The Emin Minaret was constructed by local craftsmen using local materials. The structure itself is made of wood and brick. It is an elegant, circular, tapered Islamic dome, with a diameter over 14 meters (46 feet) at its base and tapering to 2.8 meters at the top. The exterior is of sun-dried yellow bricks that narrow in shape as the tower rises. The richly textured bricks are carved into intricate, repetitive, geometric and floral mosaic patterns, such as stylized flowers and rhombuses. This mixture of Chinese and Islamic features is seen only in minarets in China. The unique geometric patterns are characteristic of Islamic architecture and have no counterparts in the architecture of China other than in Muslim structures. Positioned in the tower are several long, narrow windows at different heights and facing different directions that provide light and ventilation. The minaret has no stories. Inside, the spiraling internal support serves as a winding 72-step staircase to the top.

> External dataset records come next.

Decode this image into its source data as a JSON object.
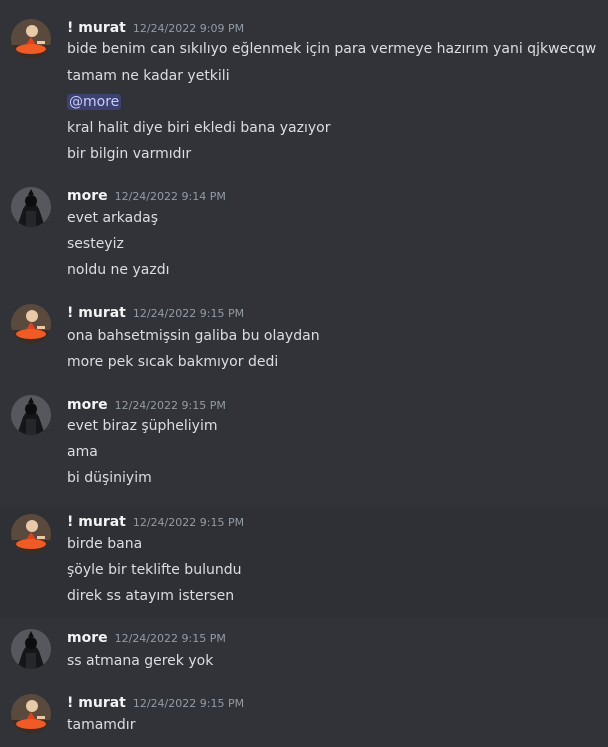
{
  "messages": [
    {
      "user": "! murat",
      "time": "12/24/2022 9:09 PM",
      "avatar_icon": "ballerina-avatar",
      "lines": [
        "bide benim can sıkılıyo eğlenmek için para vermeye hazırım yani qjkwecqw",
        "tamam ne kadar yetkili",
        "@more",
        "kral halit diye biri ekledi bana yazıyor",
        "bir bilgin varmıdır"
      ]
    },
    {
      "user": "more",
      "time": "12/24/2022 9:14 PM",
      "avatar_icon": "dark-knight-avatar",
      "lines": [
        "evet arkadaş",
        "sesteyiz",
        "noldu ne yazdı"
      ]
    },
    {
      "user": "! murat",
      "time": "12/24/2022 9:15 PM",
      "avatar_icon": "ballerina-avatar",
      "lines": [
        "ona bahsetmişsin galiba bu olaydan",
        "more pek sıcak bakmıyor dedi"
      ]
    },
    {
      "user": "more",
      "time": "12/24/2022 9:15 PM",
      "avatar_icon": "dark-knight-avatar",
      "lines": [
        "evet biraz şüpheliyim",
        "ama",
        "bi düşiniyim"
      ]
    },
    {
      "user": "! murat",
      "time": "12/24/2022 9:15 PM",
      "avatar_icon": "ballerina-avatar",
      "lines": [
        "birde bana",
        "şöyle bir teklifte bulundu",
        "direk ss atayım istersen"
      ]
    },
    {
      "user": "more",
      "time": "12/24/2022 9:15 PM",
      "avatar_icon": "dark-knight-avatar",
      "lines": [
        "ss atmana gerek yok"
      ]
    },
    {
      "user": "! murat",
      "time": "12/24/2022 9:15 PM",
      "avatar_icon": "ballerina-avatar",
      "lines": [
        "tamamdır"
      ]
    }
  ],
  "colors": {
    "background": "#313338",
    "hover_background": "#2e3035",
    "username": "#f2f3f5",
    "timestamp": "#949ba4",
    "text": "#dbdee1",
    "mention_bg": "#3c4270",
    "mention_text": "#c9cdfb"
  }
}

The Emin Minaret is on the southeast corner of the Uyghur Mosque, a rectangular structure with an iwan or mihrab, a pointed-arch niche enclosed on three sides but open to a large covered courtyard on the fourth. The mosque is divided into an inner hall for use in colder months and larger outer halls for warmer months. The outer halls are built with elegant, tall, thin, wooden pillars and beams supporting its exposed timber frame, and are open and spacious, while the inner hall is small and enclosed. Unlike Chinese structures, there are no images.

==Minaret ==
The towering architectural shape of a minaret, always taller than it is wide, is a clear sign of the presence of Islam as are the abstract, geometric decorative elements. Although the minaret has served many functions over time, in Islam its primary function has always been as the main lookout around which to draw members of the community. The ground floor of a minaret is always square while the higher parts may be of varying shapes, including round, square, or octagonal. The minaret is the most distinctive feature of any mosque and this is no different in the case of the Emin Minaret.